Data can be downloaded from https://www.kaggle.com/c/word2vec-nlp-tutorial/data

In [None]:
#This is needed only if you have uploaded data to Google drive
from google.colab import drive
drive.mount('/gdrive')

In [None]:
import pandas as pd

#change file path to point to where you have stored the zip file.
df = pd.read_csv('/gdrive/My Drive/AI-ML/unlabeledTrainData.tsv.zip', header=0, delimiter="\t", quoting=3)

In [None]:
print('Number of examples in Dataset: ', df.shape)
df.head()

In [None]:
df.loc[0, 'review']

### Function to Clean up data

In [None]:
import re, string

def clean_str(string):
  """
  String cleaning before vectorization
  """
  try:
    string = re.sub(r'^https?:\/\/<>.*[\r\n]*', '', string, flags=re.MULTILINE)
    string = re.sub(r"[^A-Za-z]", " ", string)
    words = string.strip().lower().split()
    words = [w for w in words if len(w)>=1]
    return " ".join(words)
  except:
    return ""

### Clean the Data using routine above

In [None]:
df['clean_review'] = df['review'].apply(clean_str)
df.head()

### Convert Review to a Word List

In [None]:
#List to hold all words in each review
documents = []

#Iterate over each review
for doc in df['clean_review']:
    documents.append(doc.split(' '))

In [None]:
print(len(documents))

In [None]:
print(documents[0])

In [None]:
df.loc[0, 'review']

### Build the Model

In [None]:
#Build the model
model = gensim.models.Word2Vec(documents, #Word list
                               min_count=10, #Ignore all words with total frequency lower than this
                               workers=4, #Number of CPU Cores
                               vector_size=50,  #Embedding size
                               window=5, #Neighbours on the left and right
                               epochs=10   #Number of iterations over the text corpus
                              )

In [None]:
#documents[0]

# Exploring the model

### How many words in the model

In [None]:
#Model size
model.wv.vectors.shape

In [None]:
# Vocablury of the model
model.wv.key_to_index

### Get an embedding for a word

In [None]:
model.wv['great']

### Finding Words which have similar meaning

In [None]:
model.wv.most_similar('great', topn=15)

In [None]:
model.wv.most_similar('man', topn=15)

### Find the word which is not like others

In [None]:
model.wv.doesnt_match(["man", "woman", "kitchen", "child"])

### Saving the model

In [None]:
model.save('word2vec-movie-50')

In [None]:
!ls -l

In [None]:
#Load model from memory
model = gensim.models.Word2Vec.load('word2vec-movie-50')

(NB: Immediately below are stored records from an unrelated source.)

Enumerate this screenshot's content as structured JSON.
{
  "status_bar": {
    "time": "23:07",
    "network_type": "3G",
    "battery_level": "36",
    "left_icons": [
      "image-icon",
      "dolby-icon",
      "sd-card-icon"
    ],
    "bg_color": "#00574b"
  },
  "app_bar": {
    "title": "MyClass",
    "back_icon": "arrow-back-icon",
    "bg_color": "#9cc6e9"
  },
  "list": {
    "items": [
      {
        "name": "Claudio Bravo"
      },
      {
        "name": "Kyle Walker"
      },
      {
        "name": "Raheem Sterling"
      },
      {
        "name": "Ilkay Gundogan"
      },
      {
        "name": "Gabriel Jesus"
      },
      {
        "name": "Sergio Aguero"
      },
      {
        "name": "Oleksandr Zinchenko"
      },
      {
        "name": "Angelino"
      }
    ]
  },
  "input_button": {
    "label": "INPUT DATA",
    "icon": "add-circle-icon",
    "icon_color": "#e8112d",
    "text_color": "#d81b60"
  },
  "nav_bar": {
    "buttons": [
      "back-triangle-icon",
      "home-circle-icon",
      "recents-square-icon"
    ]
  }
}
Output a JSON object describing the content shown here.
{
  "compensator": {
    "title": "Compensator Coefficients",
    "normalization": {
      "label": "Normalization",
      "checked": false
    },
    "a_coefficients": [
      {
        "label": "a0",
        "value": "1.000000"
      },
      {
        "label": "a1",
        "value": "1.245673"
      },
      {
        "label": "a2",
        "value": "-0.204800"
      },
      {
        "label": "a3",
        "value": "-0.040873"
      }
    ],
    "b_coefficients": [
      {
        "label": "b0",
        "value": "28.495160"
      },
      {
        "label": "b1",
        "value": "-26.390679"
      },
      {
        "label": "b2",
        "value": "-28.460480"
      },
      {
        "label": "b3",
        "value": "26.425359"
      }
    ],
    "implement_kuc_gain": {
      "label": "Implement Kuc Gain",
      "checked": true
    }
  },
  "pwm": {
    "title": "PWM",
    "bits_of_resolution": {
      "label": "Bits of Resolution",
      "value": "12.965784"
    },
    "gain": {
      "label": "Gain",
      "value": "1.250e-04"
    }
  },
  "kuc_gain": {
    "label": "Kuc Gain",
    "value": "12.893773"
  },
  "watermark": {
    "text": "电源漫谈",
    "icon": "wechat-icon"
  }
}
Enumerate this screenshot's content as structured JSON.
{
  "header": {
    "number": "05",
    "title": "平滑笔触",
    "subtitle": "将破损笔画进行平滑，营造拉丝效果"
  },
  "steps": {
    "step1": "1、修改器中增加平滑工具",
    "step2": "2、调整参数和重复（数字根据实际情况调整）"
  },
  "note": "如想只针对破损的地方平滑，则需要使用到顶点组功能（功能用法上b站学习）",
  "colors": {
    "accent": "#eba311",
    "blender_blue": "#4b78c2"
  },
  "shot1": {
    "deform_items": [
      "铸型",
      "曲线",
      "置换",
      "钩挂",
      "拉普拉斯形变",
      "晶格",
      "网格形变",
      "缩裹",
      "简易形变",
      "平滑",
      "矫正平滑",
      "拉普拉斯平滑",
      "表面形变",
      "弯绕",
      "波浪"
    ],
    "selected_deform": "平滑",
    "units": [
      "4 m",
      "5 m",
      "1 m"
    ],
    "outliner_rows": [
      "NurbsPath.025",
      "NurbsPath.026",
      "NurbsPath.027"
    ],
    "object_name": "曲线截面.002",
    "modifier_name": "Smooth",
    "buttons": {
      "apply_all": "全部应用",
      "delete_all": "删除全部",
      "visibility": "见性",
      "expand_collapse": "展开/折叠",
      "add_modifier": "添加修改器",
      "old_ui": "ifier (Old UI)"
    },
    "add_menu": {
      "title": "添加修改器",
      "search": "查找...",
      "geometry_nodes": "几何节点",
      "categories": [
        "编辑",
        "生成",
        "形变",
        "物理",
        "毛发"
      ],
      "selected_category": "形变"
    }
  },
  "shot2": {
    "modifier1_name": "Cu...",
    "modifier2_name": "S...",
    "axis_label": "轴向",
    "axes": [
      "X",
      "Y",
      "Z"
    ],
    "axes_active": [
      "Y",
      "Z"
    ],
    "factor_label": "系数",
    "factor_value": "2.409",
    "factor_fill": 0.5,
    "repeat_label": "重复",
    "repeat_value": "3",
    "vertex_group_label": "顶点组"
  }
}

1. Equation king + man = queen + ?
2. In this case there may not be enough data for this equation

In [None]:
model.wv.most_similar(positive=['actor','man'], negative=['actress'])

#### Loading a Pre-trained model

In [None]:
import gensim.downloader as api

In [None]:
model = api.load("fasttext-wiki-news-subwords-300")

In [None]:
model.vectors.shape

In [None]:
model.key_to_index

In [None]:
model.wv.most_similar('great', topn=15)